The Dilip Kumar of that previous time is a much more open, curious sort. He arrives in the same hills walking, not being driven. As he pauses to take in the sights and sounds, so do we. Painting emerges as his way of documenting this world: he draws the trees and plants and hills, but also the merry-go-round at the local mela. Finally he requests a sitting with local belle -- and it is while painting her that love happens. 

The painting reappears in the narrative after Madhu has disappeared: the image is now a ghostly surrogate for the missing girl, even seeming to come alive with jealous rage when her lover is distracted from the thought of her. It is also a form of evidence on whose basis Dilip Kumar persuades a real-life double of Vyjayanthimala -- a modern young woman called Madhavi who is coincidentally holidaying in the region - to enact the part of Madhu, prompting the murderer (a superbly effective Pran) to confess. (That particular part of the plot was used without credit in Farah Khan's Om Shanti Om, leading to Bimal Roy's daughter Rinki Bhattacharya filing a complaint). 

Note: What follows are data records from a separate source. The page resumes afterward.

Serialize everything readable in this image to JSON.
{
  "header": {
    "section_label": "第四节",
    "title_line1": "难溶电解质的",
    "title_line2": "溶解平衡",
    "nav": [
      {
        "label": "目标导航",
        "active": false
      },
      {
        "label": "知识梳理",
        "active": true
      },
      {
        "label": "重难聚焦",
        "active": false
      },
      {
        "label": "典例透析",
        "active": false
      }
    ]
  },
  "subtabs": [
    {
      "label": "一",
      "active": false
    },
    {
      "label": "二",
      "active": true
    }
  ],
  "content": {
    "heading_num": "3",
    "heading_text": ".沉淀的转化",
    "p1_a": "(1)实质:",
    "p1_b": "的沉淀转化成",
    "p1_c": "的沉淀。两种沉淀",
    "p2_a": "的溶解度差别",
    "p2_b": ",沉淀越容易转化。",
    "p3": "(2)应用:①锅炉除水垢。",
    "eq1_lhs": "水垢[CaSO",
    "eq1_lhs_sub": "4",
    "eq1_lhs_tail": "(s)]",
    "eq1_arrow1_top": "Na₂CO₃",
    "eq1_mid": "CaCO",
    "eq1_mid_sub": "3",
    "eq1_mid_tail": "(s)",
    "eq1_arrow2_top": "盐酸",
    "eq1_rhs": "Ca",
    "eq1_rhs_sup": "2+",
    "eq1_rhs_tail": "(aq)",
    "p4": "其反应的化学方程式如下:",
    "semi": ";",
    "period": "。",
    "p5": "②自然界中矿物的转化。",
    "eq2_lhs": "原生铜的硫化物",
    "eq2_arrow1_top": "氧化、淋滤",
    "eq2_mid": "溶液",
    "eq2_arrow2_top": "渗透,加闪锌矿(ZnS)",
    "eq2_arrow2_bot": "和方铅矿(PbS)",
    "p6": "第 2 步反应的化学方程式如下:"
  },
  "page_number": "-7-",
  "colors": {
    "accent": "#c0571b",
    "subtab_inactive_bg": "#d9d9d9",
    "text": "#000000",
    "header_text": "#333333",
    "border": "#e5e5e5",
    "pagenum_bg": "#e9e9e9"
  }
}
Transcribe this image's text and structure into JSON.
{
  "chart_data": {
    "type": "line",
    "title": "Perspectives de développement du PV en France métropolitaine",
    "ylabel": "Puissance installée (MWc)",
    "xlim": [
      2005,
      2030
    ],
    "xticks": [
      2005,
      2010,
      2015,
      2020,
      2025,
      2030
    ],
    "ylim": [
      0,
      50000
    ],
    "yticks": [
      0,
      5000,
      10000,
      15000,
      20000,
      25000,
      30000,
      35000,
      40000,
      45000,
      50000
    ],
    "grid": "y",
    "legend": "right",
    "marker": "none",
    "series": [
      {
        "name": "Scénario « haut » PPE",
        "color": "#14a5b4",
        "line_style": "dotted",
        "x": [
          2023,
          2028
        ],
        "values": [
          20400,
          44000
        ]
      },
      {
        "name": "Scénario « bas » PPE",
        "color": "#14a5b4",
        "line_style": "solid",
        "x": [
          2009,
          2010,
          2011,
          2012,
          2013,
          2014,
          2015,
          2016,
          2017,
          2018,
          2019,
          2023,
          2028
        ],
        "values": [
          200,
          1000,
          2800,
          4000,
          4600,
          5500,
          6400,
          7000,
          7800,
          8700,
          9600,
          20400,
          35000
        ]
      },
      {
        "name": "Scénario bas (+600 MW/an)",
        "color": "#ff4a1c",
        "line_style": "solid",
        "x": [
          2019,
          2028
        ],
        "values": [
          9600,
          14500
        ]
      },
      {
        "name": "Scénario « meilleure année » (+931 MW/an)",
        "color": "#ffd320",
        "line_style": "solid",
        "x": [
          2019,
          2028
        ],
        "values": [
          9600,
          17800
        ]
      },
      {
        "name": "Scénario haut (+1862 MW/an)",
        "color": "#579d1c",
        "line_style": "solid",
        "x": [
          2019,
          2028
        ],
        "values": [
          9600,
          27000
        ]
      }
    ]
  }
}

Unlike, say, Hitchcock's Vertigo, where the hero's obsession with a face is such that he manages to fall 'in love' with a different person bearing the same features, Madhumati suggests a more binding union of souls. The sophisticated "Miss Madhavi" may reproduce Madhu's seductive 'Bichhua' in a proscenium performance of "Santhal dance" for "poor schoolchildren", but she cannot embody the untainted folk spirit.

Published in Mumbai Mirror, 27 Mar 2016.